One of the assignments for INFO 5000 Introduction to Information Professions in Fall 2022 tasked me with researching an individual who was important in some way to the furtherance of librarianship. I initially wanted to research Henriette Arvam — she was nicknamed “the mother of MARC records,” and you can read here about her life and work on the LC blog around her death in 2006, reposing what The Washington Post published, likely as her obituary — yet I ended up choosing S. R. Ranganathan, named “India’s World Librarian.” Below is the TL;DR highlights of the essay I wrote.
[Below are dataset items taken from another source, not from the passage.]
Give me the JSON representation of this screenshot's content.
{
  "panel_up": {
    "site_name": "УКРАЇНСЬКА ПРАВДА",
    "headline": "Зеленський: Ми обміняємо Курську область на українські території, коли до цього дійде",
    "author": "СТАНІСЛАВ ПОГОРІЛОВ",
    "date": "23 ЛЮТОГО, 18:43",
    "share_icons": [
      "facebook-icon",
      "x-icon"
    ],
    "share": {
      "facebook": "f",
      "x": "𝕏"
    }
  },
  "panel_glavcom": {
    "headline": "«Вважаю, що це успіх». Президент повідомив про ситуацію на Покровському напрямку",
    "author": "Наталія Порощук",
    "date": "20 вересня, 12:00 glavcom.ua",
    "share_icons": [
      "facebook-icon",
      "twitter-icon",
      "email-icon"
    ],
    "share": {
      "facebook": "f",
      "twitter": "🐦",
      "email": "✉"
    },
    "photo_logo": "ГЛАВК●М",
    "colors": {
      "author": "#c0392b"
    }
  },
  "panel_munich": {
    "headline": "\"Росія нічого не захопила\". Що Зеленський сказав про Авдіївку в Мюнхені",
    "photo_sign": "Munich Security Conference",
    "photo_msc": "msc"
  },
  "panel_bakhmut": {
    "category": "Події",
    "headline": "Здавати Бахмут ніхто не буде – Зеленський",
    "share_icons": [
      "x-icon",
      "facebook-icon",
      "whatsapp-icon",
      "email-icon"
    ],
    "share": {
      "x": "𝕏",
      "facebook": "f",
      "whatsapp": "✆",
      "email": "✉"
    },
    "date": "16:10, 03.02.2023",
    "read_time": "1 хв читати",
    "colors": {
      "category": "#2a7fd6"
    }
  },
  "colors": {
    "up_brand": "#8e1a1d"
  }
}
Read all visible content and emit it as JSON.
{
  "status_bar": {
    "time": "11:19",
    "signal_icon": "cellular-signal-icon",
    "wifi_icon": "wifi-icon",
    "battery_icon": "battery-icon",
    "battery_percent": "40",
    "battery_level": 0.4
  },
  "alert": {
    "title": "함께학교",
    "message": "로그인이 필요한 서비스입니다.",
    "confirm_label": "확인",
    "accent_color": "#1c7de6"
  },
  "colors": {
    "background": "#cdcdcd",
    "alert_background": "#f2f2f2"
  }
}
S. R. Ranganathan was a self-made mathematics professor in India who became globally-renowned as “a library scientist par excellence” (Babu, 2011, p. 254); his vast contributions to the LIS theories and practices in our field included promoting library legislation in his home country, single-handedly developing the colon scheme of classification (Satyanarayana, 2015, p. 206), and penning numerous library science books and pamphlets, among which stand five pithy statements as the bedrock of librarianship (Mitchell, 2008, p. 2). In his seminal book, Ranganathan (1931) detailed exhaustively, through his inimitable linguistic style, his five laws of librarianship, namely: “Books are for use; Every reader should be served his or her book; Every book should be helped to find its reader; Save the time of the reader; A library is a growing organism” (pp. 336-337, 382). The book was so well-praised after its 1931 publication that one British contemporary openly confessed, “truthfully,” these laws “should be the guiding principles of librarians everywhere” (as cited in Sharma, 1979, p. 63).

The life and works of Ranganathan, as well as the research inspired by the Five Laws, were so interesting that my first draft of my paper was nine pages and needed significant editing and condensing to meet the seven-page maximum. Below are the top 4 things I found most interesting based on my research into a fascinating man; most are excerpts or abridgements of the text of my paper.  

  1. At a Korean seminar internationally commemorating the 80th anniversary of the five laws, Dr. B. Ramesh Babu (2011) referenced the work of a researcher showing the Five Laws have been loosely transferred out of the world of library science and adapted, in homage apparently, into such categories as railways as public utilities, public administration, jurisprudence, religion, and society (pp. 264-265).
  2. From the viewpoint of public librarianship, Holt (2010) spent a great deal of time ironically expounding upon the fourth law: saving the user’s time is “the most valuable gift that libraries could give to their constituents,” especially since time as a modern concept is “a precious commodity” (p. 75), and pointed out that the fourth law was written as a “service command, an imperative” (p. 66).
  3. As an academic librarian, a professor of library science, and arguably an enthusiastic library aficionado, S. R. Ranganathan lived, worked, and taught with “only one goal in mind: to improve libraries and to extend library service to the public” (Sharma, 1979, p. 58).
  4. Standing alongside many from 1931 onward, one reference librarian equated the timelessness of Ranganathan’s laws to the golden rule of mutual respect, enduring family traditions, the quintessential little black dress with sophisticated string of pearls (Rimland, 2007, p. 24). Neither the classic views and items of Rimland’s comparison, nor the five laws themselves, have lost their luster with the passing nine decades.

RLGing,

Sarah Hope

References

Babu, R. B. (2011). Relevance of five laws of library science in the contemporary library world. Journal of the Korean Society for Library and Information Science, 45(4), 253-269. Retrieved from http://journal.kci.go.kr/kslis/archive/articleView?artiId=ART001605574

Holt, G. (2010). Saving time: Ranganathan and the librarian as teacher. Public Library Quarterly, 29(1), 64–77. https://doi.org/10.1080/01616840903563024

Ranganathan, S. R. (1931). The five laws of library science [PDF]. Madras Library Association. https://hdl.handle.net/2027/uc1.$b99721 

Rimland, E. (2007). Ranganathan’s relevant rules. Reference & User Services Quarterly, 46(4), 24–26. Mitchell, W. B. (2008). Reflections on academic libraries in the 21st century. Journal of Access Services, 5(1–2), 1–9. https://doi.org/10.1080/15367960802197509

Sharma, R. N. (1979). S. R. Ranganathan: A personal tribute. The Journal of Library History (1974-1987), 14(1), 58–72.

Satyanarayana, R. (2015). Library profession and Dr. Ranganathan. Annals of Library & Information Studies, 62(4), 203–207.